Rouzaud took a deep breath and turned inward. The Pichon Lalande acquisition was completed in a fiscally conservative way (“We like to pay what we can afford,” notes Rouzaud) and the company focused on internal issues, fine-tuning its global distribution network and shoring up the group’s wineries and vineyards.

Now Rouzaud feels confident enough to look outward again. Currently, he is in negotiations with a family-owned wine estate in Italy. “I don’t know if it will go all the way to the end,” he says. “But I hope we will do it. I think [Italy is] making great wine—as in France and as in Napa—they are in the middle of the game, where we like to be.”

Rouzaud lives in Paris with his wife and three children, conducting meetings in Paris when needed, but generally commuting to Reims. He also spends considerable time traveling, visiting Roederer Group’s properties, but more often than not for duties associated with Champagne Louis Roederer. His role is a balancing act between the needs of Louis Roederer and the general management of the group’s other estates.

Rouzaud’s voice fills with energy and excitement as he considers prospects for the future. “What is fantastic in this job is that it’s never finished. I’m so lucky to be in the position I am,” he continues, taking on a tone that’s both grateful and sincere. “We are in this environment where we have this fantastic terroir, everywhere. And our mission … is to research, to push the potential of this great terroir. And to fine-tune in the purest way the expression of this terroir.

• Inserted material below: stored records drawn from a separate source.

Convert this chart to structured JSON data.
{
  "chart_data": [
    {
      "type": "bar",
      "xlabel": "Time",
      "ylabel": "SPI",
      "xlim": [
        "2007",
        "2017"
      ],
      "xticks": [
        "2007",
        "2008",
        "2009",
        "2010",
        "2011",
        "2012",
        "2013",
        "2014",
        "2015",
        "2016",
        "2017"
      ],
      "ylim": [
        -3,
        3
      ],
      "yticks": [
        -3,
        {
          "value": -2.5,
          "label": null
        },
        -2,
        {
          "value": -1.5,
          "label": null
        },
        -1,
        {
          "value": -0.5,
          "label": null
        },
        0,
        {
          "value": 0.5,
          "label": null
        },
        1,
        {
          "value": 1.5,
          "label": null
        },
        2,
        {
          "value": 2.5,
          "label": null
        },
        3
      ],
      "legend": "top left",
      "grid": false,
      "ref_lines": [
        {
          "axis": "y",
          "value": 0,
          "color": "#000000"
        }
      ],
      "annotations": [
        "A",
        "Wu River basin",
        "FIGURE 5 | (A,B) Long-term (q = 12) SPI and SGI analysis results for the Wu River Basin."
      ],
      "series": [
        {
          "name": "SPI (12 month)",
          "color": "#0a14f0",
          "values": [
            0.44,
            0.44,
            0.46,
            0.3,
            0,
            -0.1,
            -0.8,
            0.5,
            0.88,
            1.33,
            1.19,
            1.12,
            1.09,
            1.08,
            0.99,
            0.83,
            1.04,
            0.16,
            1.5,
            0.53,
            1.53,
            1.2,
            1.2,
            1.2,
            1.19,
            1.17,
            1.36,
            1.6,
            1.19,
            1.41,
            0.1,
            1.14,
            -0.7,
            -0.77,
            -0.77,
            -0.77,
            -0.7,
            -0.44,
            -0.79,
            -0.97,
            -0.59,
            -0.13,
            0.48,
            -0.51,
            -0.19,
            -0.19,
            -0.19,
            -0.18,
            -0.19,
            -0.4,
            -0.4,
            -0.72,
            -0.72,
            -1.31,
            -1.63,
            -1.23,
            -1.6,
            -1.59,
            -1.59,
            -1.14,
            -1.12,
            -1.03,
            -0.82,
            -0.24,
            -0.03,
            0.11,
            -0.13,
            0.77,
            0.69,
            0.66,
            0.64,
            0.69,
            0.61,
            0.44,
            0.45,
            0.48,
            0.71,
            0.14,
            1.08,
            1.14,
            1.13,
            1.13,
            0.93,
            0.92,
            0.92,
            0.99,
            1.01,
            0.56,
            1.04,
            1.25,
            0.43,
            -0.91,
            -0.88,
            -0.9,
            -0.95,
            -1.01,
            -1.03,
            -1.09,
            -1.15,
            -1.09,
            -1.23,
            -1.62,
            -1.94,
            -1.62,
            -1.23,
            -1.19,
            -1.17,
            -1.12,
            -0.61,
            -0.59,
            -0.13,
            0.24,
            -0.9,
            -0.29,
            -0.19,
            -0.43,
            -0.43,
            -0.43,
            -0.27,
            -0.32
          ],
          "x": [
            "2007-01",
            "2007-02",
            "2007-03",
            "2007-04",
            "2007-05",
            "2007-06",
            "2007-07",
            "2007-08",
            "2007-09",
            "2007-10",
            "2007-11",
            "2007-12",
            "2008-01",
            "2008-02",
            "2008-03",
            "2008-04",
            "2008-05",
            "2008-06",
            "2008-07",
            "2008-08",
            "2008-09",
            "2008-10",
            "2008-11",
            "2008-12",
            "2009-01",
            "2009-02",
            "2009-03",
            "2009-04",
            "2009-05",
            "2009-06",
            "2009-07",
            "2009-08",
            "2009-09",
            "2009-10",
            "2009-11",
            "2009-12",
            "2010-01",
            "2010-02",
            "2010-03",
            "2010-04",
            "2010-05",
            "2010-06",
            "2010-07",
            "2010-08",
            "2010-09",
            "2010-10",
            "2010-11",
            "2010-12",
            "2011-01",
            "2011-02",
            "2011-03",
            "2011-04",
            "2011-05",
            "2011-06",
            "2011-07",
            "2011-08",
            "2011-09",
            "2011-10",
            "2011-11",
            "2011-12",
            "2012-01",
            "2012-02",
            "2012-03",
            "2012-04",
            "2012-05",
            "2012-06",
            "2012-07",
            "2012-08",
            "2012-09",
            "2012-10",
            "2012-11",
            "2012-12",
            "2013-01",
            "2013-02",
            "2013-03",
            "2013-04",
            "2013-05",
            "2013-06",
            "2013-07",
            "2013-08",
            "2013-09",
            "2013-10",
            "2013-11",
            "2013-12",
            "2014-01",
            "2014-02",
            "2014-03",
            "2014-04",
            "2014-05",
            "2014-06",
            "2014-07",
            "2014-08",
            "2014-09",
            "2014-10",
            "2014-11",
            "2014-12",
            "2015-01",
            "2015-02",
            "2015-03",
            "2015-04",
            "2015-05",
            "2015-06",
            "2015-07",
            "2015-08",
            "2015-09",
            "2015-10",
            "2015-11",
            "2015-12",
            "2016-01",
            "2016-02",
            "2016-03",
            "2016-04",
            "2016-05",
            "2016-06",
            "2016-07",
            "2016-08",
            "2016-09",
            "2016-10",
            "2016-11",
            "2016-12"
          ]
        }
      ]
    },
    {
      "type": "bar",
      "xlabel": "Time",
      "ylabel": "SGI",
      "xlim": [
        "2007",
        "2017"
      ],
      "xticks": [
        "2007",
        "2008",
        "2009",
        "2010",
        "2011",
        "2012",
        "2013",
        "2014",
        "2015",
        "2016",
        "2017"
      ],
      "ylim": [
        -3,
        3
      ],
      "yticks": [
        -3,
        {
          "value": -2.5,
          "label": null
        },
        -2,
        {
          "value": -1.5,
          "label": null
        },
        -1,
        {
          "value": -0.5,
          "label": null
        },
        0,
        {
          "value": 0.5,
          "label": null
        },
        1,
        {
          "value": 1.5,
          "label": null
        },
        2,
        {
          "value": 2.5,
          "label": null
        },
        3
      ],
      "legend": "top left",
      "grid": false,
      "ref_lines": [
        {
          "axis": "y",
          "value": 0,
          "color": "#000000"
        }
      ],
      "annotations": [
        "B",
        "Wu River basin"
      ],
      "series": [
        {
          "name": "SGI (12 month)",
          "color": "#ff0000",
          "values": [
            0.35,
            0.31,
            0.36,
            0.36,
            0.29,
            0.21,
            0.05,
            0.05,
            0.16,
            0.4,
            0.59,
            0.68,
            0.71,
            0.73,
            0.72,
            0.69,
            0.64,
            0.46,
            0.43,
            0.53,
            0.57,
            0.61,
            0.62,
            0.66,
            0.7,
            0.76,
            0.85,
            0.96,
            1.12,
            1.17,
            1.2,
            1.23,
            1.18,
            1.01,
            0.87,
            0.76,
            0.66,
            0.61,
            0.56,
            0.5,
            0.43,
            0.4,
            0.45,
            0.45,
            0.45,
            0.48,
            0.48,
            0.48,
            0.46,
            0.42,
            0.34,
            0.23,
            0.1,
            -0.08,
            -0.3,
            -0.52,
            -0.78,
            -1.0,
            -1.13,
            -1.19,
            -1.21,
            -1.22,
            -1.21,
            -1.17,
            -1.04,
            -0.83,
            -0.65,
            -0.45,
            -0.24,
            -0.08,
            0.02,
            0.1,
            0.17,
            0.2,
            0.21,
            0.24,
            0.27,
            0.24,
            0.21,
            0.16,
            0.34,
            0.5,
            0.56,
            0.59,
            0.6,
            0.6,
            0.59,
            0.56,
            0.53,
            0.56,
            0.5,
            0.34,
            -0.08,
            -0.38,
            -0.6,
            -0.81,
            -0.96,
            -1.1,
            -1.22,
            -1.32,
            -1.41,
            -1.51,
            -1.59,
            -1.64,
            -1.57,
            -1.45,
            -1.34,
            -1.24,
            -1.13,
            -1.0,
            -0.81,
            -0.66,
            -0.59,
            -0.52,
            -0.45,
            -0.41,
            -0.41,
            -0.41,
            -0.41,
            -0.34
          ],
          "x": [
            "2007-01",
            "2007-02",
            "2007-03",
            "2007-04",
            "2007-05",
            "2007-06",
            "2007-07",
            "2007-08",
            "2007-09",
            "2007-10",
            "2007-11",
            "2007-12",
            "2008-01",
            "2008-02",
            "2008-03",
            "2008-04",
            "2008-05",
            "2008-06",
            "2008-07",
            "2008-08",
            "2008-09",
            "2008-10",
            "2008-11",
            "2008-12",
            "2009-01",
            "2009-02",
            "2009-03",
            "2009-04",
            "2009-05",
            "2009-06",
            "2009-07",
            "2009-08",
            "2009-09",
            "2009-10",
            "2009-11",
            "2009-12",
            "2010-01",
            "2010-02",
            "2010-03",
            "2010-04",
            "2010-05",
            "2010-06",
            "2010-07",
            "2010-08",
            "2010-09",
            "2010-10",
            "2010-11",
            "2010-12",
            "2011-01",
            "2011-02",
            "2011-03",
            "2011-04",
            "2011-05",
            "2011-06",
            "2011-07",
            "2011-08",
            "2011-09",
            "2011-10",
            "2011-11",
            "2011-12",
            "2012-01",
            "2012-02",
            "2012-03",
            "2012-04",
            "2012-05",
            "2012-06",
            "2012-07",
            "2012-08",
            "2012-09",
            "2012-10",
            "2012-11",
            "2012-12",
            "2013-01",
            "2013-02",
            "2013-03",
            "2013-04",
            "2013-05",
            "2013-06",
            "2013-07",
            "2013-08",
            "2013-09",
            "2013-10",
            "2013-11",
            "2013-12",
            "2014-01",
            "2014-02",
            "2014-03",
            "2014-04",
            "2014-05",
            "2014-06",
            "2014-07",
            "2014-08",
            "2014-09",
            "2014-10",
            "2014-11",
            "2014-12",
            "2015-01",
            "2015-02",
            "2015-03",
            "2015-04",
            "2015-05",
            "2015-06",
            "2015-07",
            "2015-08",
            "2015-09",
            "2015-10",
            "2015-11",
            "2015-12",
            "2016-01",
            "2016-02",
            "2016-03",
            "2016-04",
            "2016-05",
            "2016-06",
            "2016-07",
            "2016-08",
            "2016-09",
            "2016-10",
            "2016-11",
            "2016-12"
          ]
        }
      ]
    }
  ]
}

“Our duty, every day, is to keep moving. And, with lots of creativity and research, to invent tomorrow’s greatest wine. Because we are here for a short span in the life of this company—I’m the seventh generation [of my family]. If we can, in this short term, push the limits, push the frontier of this company—even more than our predecessors have done …” He trails off, and laughs. “I will feel happy.”